GOOSE (Generic Object Oriented Substation Events)
- Developer(s): Technical Committee 57
- Introduction: 28 April 2003
- OSI layer: Layer 2 (EtherType 0x88B8)

= Generic Substation Events =

Communications method used in power grids

Generic Substation Events (GSE) is a control model defined as per IEC 61850 which provides a fast and reliable mechanism of transferring event data over entire electrical substation networks. When implemented, this model ensures the same event message is received by multiple physical devices using multicast or broadcast services. The GSE control model is further subdivided into GOOSE (Generic Object Oriented Substation Events) and GSSE (Generic Substation State Events).
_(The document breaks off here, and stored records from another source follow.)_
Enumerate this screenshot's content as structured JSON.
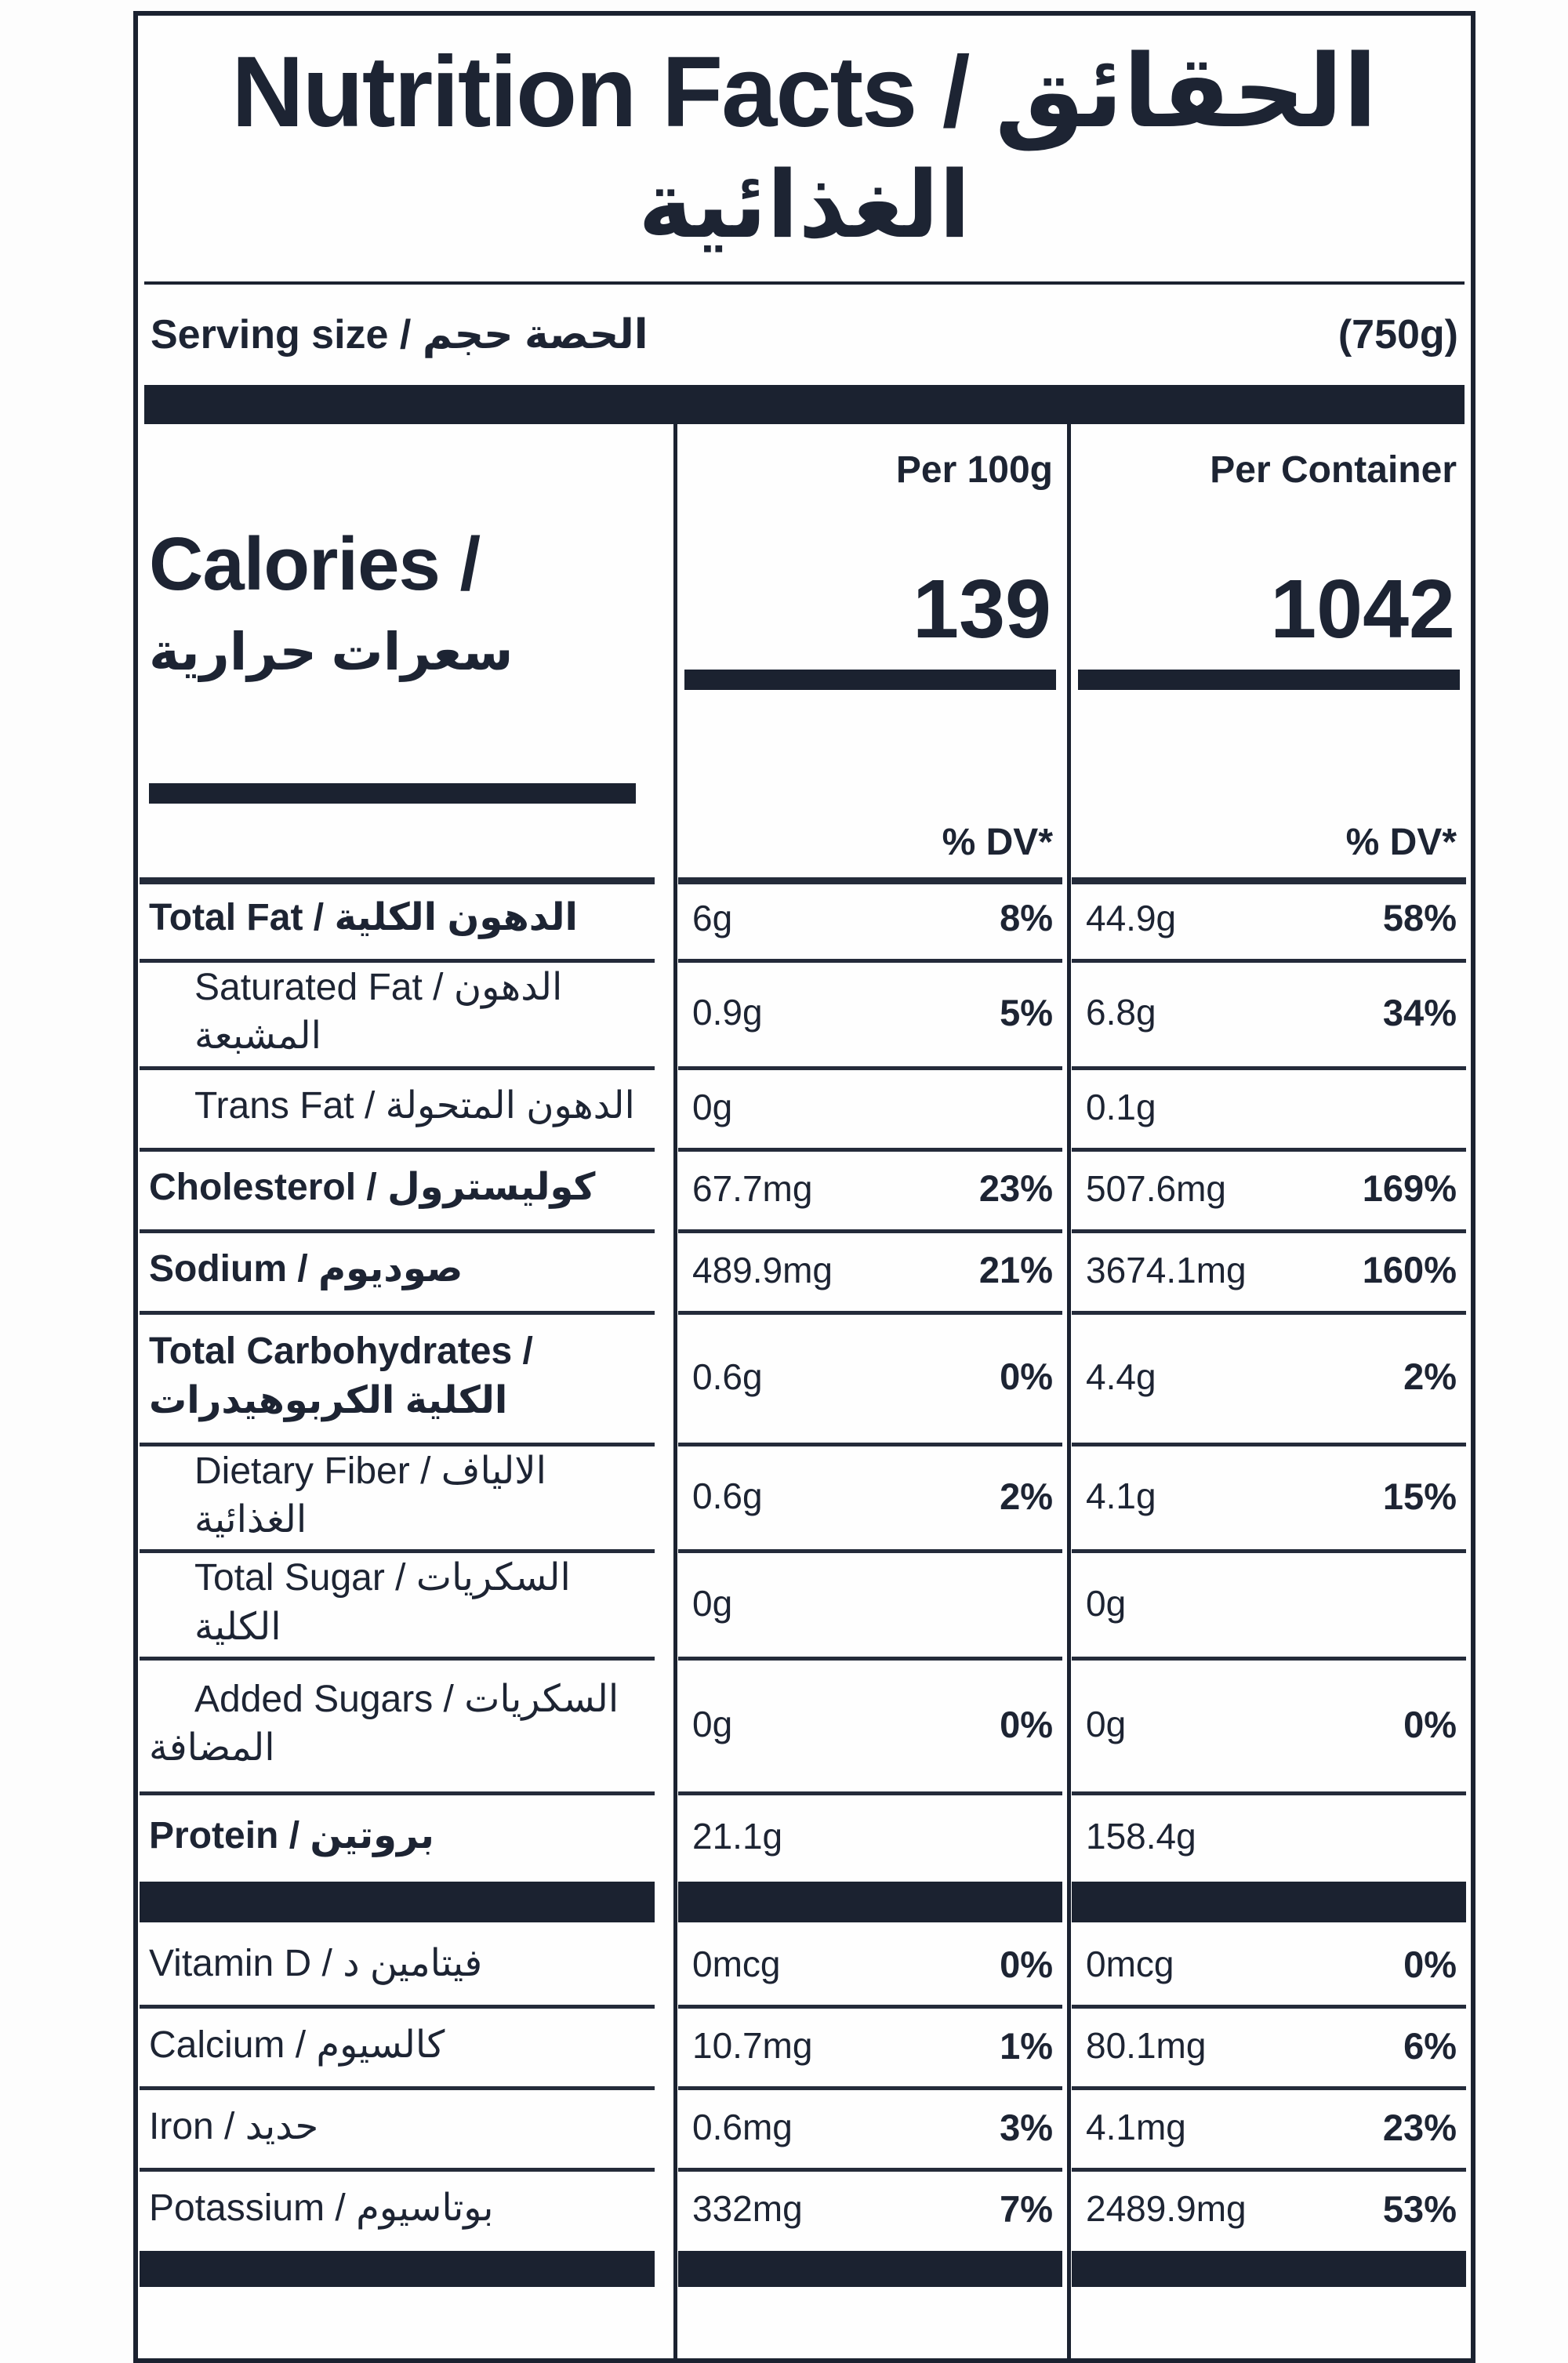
{
  "colors": {
    "ink": "#1d2433",
    "bar": "#1b2230",
    "line": "#242b3a",
    "paper": "#fefefe"
  },
  "title": {
    "line1": "Nutrition Facts / الحقائق",
    "line2": "الغذائية"
  },
  "serving": {
    "label": "Serving size / الحصة حجم",
    "value": "(750g)"
  },
  "columns": {
    "per100g": "Per 100g",
    "perContainer": "Per Container"
  },
  "calories": {
    "label_en": "Calories /",
    "label_ar": "سعرات حرارية",
    "per100g": "139",
    "perContainer": "1042"
  },
  "dv_header": {
    "per100g": "% DV*",
    "perContainer": "% DV*"
  },
  "rows": [
    {
      "key": "total-fat",
      "label": "Total Fat / الدهون الكلية",
      "label2": "",
      "bold": true,
      "indent": false,
      "sep": "thick",
      "a100": "6g",
      "d100": "8%",
      "aC": "44.9g",
      "dC": "58%",
      "variant": "std"
    },
    {
      "key": "saturated-fat",
      "label": "Saturated Fat / الدهون المشبعة",
      "label2": "",
      "bold": false,
      "indent": true,
      "sep": "thin",
      "a100": "0.9g",
      "d100": "5%",
      "aC": "6.8g",
      "dC": "34%",
      "variant": "std"
    },
    {
      "key": "trans-fat",
      "label": "Trans Fat / الدهون المتحولة",
      "label2": "",
      "bold": false,
      "indent": true,
      "sep": "thin",
      "a100": "0g",
      "d100": "",
      "aC": "0.1g",
      "dC": "",
      "variant": "std"
    },
    {
      "key": "cholesterol",
      "label": "Cholesterol / كوليسترول",
      "label2": "",
      "bold": true,
      "indent": false,
      "sep": "thin",
      "a100": "67.7mg",
      "d100": "23%",
      "aC": "507.6mg",
      "dC": "169%",
      "variant": "std"
    },
    {
      "key": "sodium",
      "label": "Sodium / صوديوم",
      "label2": "",
      "bold": true,
      "indent": false,
      "sep": "thin",
      "a100": "489.9mg",
      "d100": "21%",
      "aC": "3674.1mg",
      "dC": "160%",
      "variant": "std"
    },
    {
      "key": "total-carbohydrates",
      "label": "Total Carbohydrates /",
      "label2": "الكلية الكربوهيدرات",
      "bold": true,
      "indent": false,
      "sep": "thin",
      "a100": "0.6g",
      "d100": "0%",
      "aC": "4.4g",
      "dC": "2%",
      "variant": "carbs"
    },
    {
      "key": "dietary-fiber",
      "label": "Dietary Fiber / الالياف الغذائية",
      "label2": "",
      "bold": false,
      "indent": true,
      "sep": "thin",
      "a100": "0.6g",
      "d100": "2%",
      "aC": "4.1g",
      "dC": "15%",
      "variant": "std"
    },
    {
      "key": "total-sugar",
      "label": "Total Sugar / السكريات الكلية",
      "label2": "",
      "bold": false,
      "indent": true,
      "sep": "thin",
      "a100": "0g",
      "d100": "",
      "aC": "0g",
      "dC": "",
      "variant": "std"
    },
    {
      "key": "added-sugars",
      "label": "Added Sugars / السكريات",
      "label2": "المضافة",
      "bold": false,
      "indent": true,
      "sep": "thin",
      "a100": "0g",
      "d100": "0%",
      "aC": "0g",
      "dC": "0%",
      "variant": "added"
    },
    {
      "key": "protein",
      "label": "Protein / بروتين",
      "label2": "",
      "bold": true,
      "indent": false,
      "sep": "thin",
      "a100": "21.1g",
      "d100": "",
      "aC": "158.4g",
      "dC": "",
      "variant": "protein"
    }
  ],
  "vitamins": [
    {
      "key": "vitamin-d",
      "label": "Vitamin D / فيتامين د",
      "sep": "none",
      "a100": "0mcg",
      "d100": "0%",
      "aC": "0mcg",
      "dC": "0%"
    },
    {
      "key": "calcium",
      "label": "Calcium / كالسيوم",
      "sep": "thin",
      "a100": "10.7mg",
      "d100": "1%",
      "aC": "80.1mg",
      "dC": "6%"
    },
    {
      "key": "iron",
      "label": "Iron / حديد",
      "sep": "thin",
      "a100": "0.6mg",
      "d100": "3%",
      "aC": "4.1mg",
      "dC": "23%"
    },
    {
      "key": "potassium",
      "label": "Potassium / بوتاسيوم",
      "sep": "thin",
      "a100": "332mg",
      "d100": "7%",
      "aC": "2489.9mg",
      "dC": "53%"
    }
  ]
}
==Generic Object Oriented Substation Events==

Generic Object Oriented Substation Events (GOOSE) is a controlled model mechanism in which any format of data (status, value) is grouped into a data set and transmitted within a time period of four milliseconds. The following mechanisms are used to ensure specified transmission speed and reliability:

- GOOSE data is directly embedded into Ethernet data packets and works on publisher-subscriber mechanism on multicast or broadcast MAC addresses.
- GOOSE uses VLAN and priority tagging as per IEEE 802.1Q to have separate virtual network within the same physical network and sets appropriate message priority level.
- Enhanced retransmission mechanisms – The same GOOSE message is retransmitted with varying and increasing re-transmission intervals. A new event occurring within any GOOSE dataset element will result in the existing GOOSE retransmission message being stopped. A state number within the GOOSE protocol identifies whether a GOOSE message is a new message or a retransmitted message.
- GOOSE messages are designed to be brand independent. Some vendors offer intelligent electronic devices (IED) that fully support IEC 61850 for a truly interoperable approach within the substation network without requiring vendor specific cables or algorithms.

==Generic Substation State Events==
Generic Substation State Events (GSSE) is an extension of event transfer mechanism in UCA2.0. Only Status data can be exchanged through GSSE and it uses a status list (string of bits) rather than a dataset as is used in GOOSE. GSSE messages are transmitted directly over IEC/ISO 8802-2 and 8802-3 using a similar mechanism to GOOSE messages (refer IEC 61850-7-1 Clause 12.2, IEC 61850-8-1 Clause 6.4). As the GSSE format is simpler than GOOSE it is handled faster in some devices. GSSE is being progressively superseded by the use of GOOSE and support for it may eventually disappear.